Zhao explained that scarcity uses up “mental bandwidth” that should be going towards other concerns in life.

Zhao explained:

“These findings fit in with our story of how scarcity captures attention. It consumes your mental bandwidth. Just asking a poor person to think about hypothetical financial problems reduces mental bandwidth. This is an acute, immediate impact, and has implications for scarcity of resources of any kind.

We documented similar effects among people who are not otherwise poor, but on whom we imposed scarce resources. It’s not about being a poor person – it’s about living in poverty.”

When you are poor you cannot decide that you have had enough and you are not going to be poor any more. Deciding that you won’t give your kids dinner or pay the rent is not an option, Shafir added. It is not a choice, it is a situation in which the individual’s options are extremely limited – not something found in other types of scarcity.

Services for the poor should bear in mind the burden and obstacle that poverty places on an individual’s time and mental resources, the researchers suggest. Aid forms should be simpler; there should be more guidance on how to receive assistance and training.

Training programs should be set up in a way that take into account the person’s limited time. Unexpected absences in training programs should be more forgiving, so that when a person stumbles they have a chance to get up again.
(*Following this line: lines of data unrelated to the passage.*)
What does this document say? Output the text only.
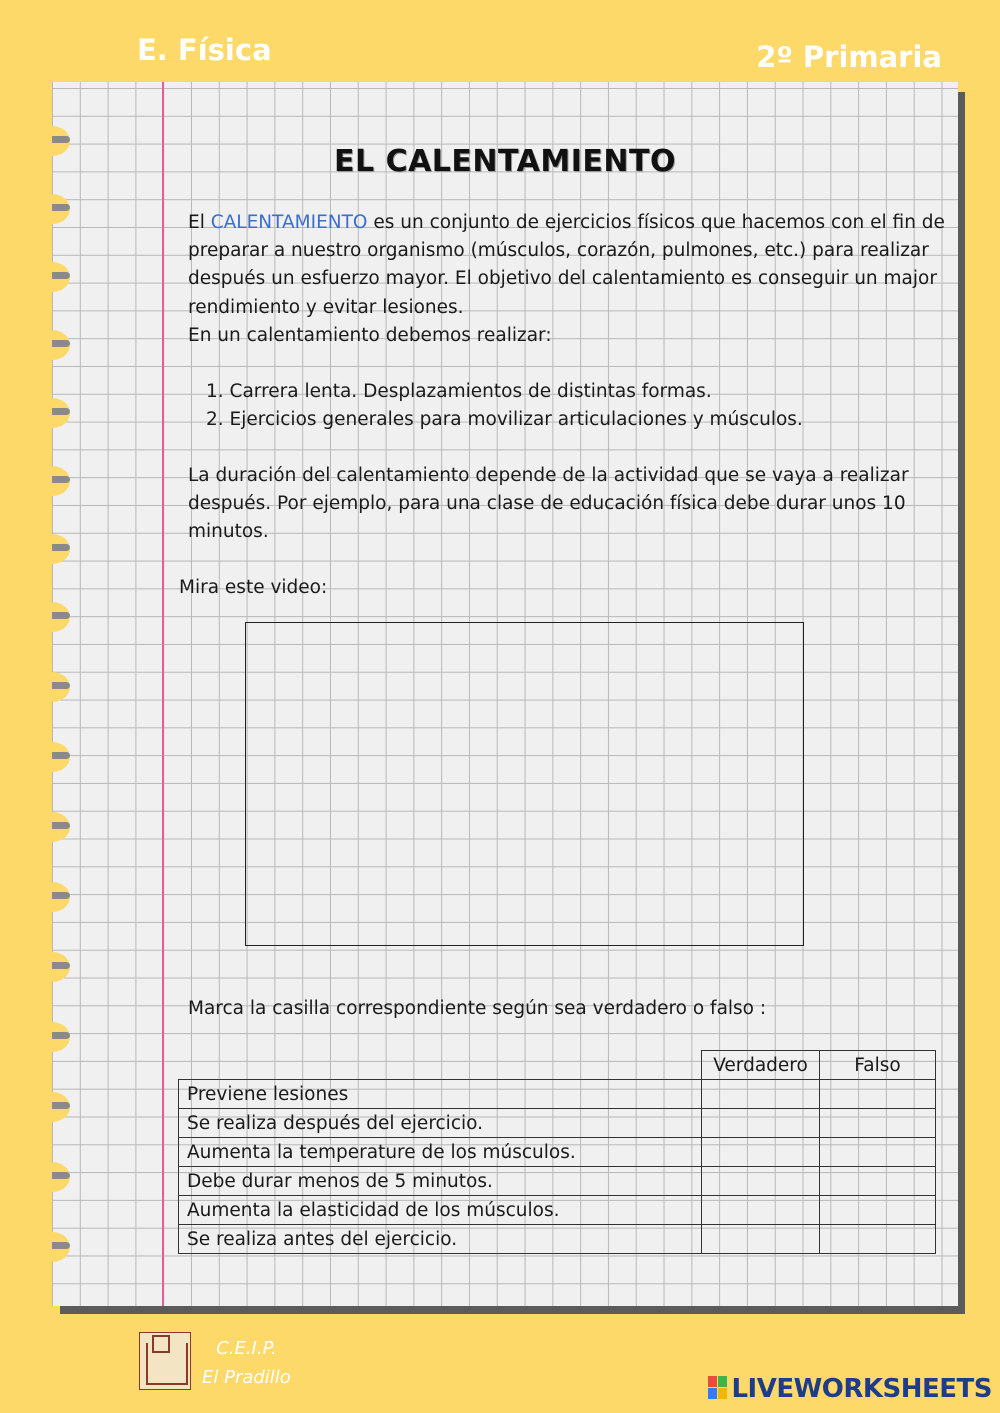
E. Física	2º Primaria
EL CALENTAMIENTO
El CALENTAMIENTO es un conjunto de ejercicios físicos que hacemos con el fin de preparar a nuestro organismo (músculos, corazón, pulmones, etc.) para realizar después un esfuerzo mayor. El objetivo del calentamiento es conseguir un major rendimiento y evitar lesiones.
En un calentamiento debemos realizar:
1. Carrera lenta. Desplazamientos de distintas formas.
2. Ejercicios generales para movilizar articulaciones y músculos.
La duración del calentamiento depende de la actividad que se vaya a realizar después. Por ejemplo, para una clase de educación física debe durar unos 10 minutos.
Mira este video:
Marca la casilla correspondiente según sea verdadero o falso :
	Verdadero	Falso
Previene lesiones		
Se realiza después del ejercicio.		
Aumenta la temperature de los músculos.		
Debe durar menos de 5 minutos.		
Aumenta la elasticidad de los músculos.		
Se realiza antes del ejercicio.		
C.E.I.P.
El Pradillo	LIVEWORKSHEETS
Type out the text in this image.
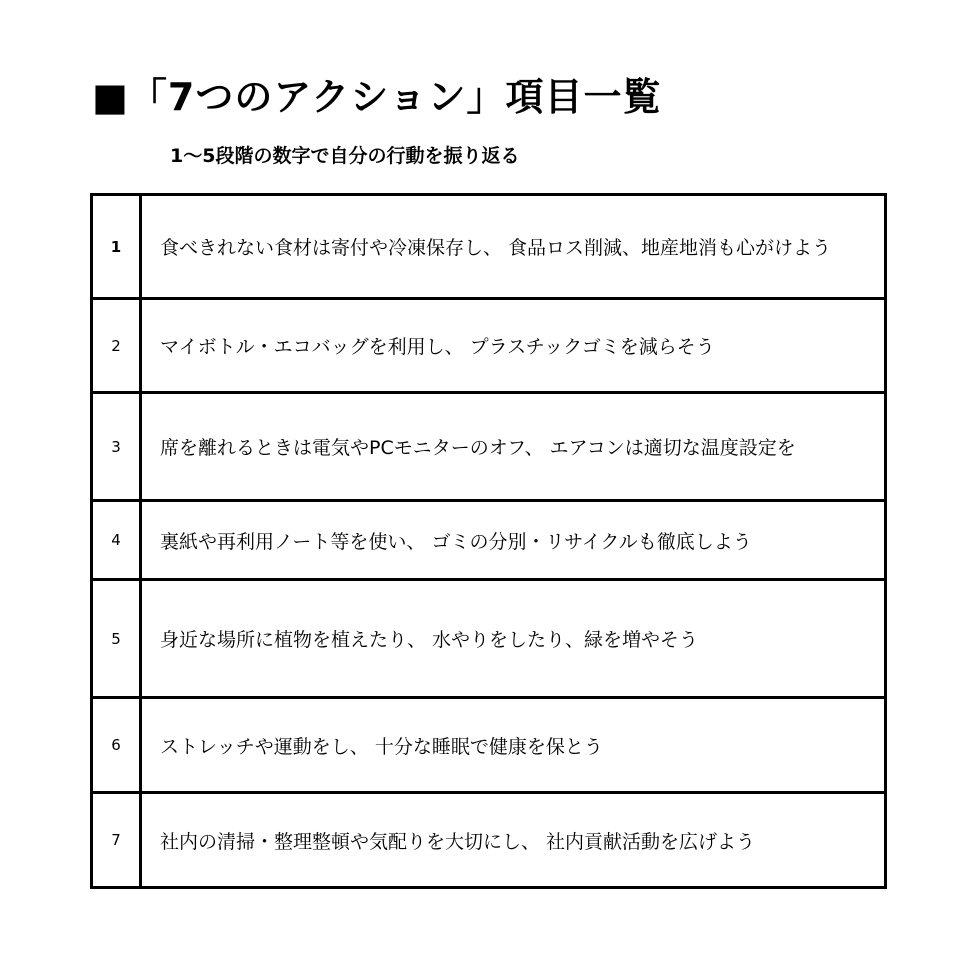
■「7つのアクション」項目一覧
1〜5段階の数字で自分の行動を振り返る
1	食べきれない食材は寄付や冷凍保存し、 食品ロス削減、地産地消も心がけよう
2	マイボトル・エコバッグを利用し、 プラスチックゴミを減らそう
3	席を離れるときは電気やPCモニターのオフ、 エアコンは適切な温度設定を
4	裏紙や再利用ノート等を使い、 ゴミの分別・リサイクルも徹底しよう
5	身近な場所に植物を植えたり、 水やりをしたり、緑を増やそう
6	ストレッチや運動をし、 十分な睡眠で健康を保とう
7	社内の清掃・整理整頓や気配りを大切にし、 社内貢献活動を広げよう
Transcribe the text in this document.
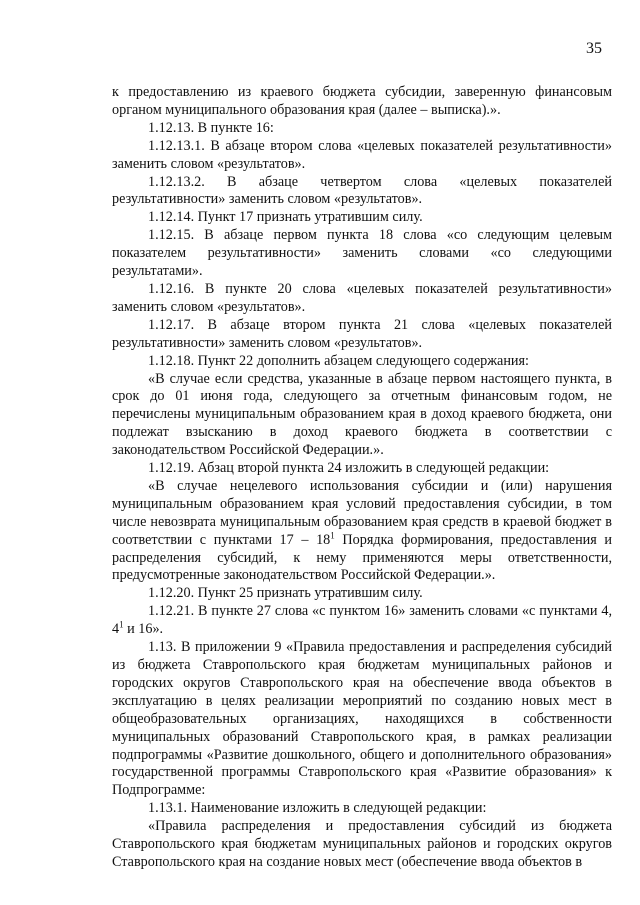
35

к предоставлению из краевого бюджета субсидии, заверенную финансовым органом муниципального образования края (далее – выписка).».

1.12.13. В пункте 16:

1.12.13.1. В абзаце втором слова «целевых показателей результативности» заменить словом «результатов».

1.12.13.2. В абзаце четвертом слова «целевых показателей результативности» заменить словом «результатов».

1.12.14. Пункт 17 признать утратившим силу.

1.12.15. В абзаце первом пункта 18 слова «со следующим целевым показателем результативности» заменить словами «со следующими результатами».

1.12.16. В пункте 20 слова «целевых показателей результативности» заменить словом «результатов».

1.12.17. В абзаце втором пункта 21 слова «целевых показателей результативности» заменить словом «результатов».

1.12.18. Пункт 22 дополнить абзацем следующего содержания:

«В случае если средства, указанные в абзаце первом настоящего пункта, в срок до 01 июня года, следующего за отчетным финансовым годом, не перечислены муниципальным образованием края в доход краевого бюджета, они подлежат взысканию в доход краевого бюджета в соответствии с законодательством Российской Федерации.».

1.12.19. Абзац второй пункта 24 изложить в следующей редакции:

«В случае нецелевого использования субсидии и (или) нарушения муниципальным образованием края условий предоставления субсидии, в том числе невозврата муниципальным образованием края средств в краевой бюджет в соответствии с пунктами $17 - 18^1$ Порядка формирования, предоставления и распределения субсидий, к нему применяются меры ответственности, предусмотренные законодательством Российской Федерации.».

1.12.20. Пункт 25 признать утратившим силу.

1.12.21. В пункте 27 слова «с пунктом 16» заменить словами «с пунктами 4, $4^1$ и 16».

1.13. В приложении 9 «Правила предоставления и распределения субсидий из бюджета Ставропольского края бюджетам муниципальных районов и городских округов Ставропольского края на обеспечение ввода объектов в эксплуатацию в целях реализации мероприятий по созданию новых мест в общеобразовательных организациях, находящихся в собственности муниципальных образований Ставропольского края, в рамках реализации подпрограммы «Развитие дошкольного, общего и дополнительного образования» государственной программы Ставропольского края «Развитие образования» к Подпрограмме:

1.13.1. Наименование изложить в следующей редакции:

«Правила распределения и предоставления субсидий из бюджета Ставропольского края бюджетам муниципальных районов и городских округов Ставропольского края на создание новых мест (обеспечение ввода объектов в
Shafir said “You want to design a context that is more scarcity proof”. He pointed out that higher-income people have access to regular support in their daily lives, including babysitters, cleaners, personal assistants, computers, etc.

Shafir explained:

“There’s very little you can do with time to get more money, but a lot you can do with money to get more time. The poor, who our research suggests are bound to make more mistakes and pay more dearly for errors, inhabit contexts often not designed to help.”

Poverty affects our genes – researchers from the University of Gothenburg, Sweden, found that poverty has an effect on people’s genes which may contribute to their immune response.

A team from Rutgers University found that GAD (generalized anxiety disorder) rates are high among poor mothers, not because they are suffering from a psychiatric disorder, but simply because they live in poverty.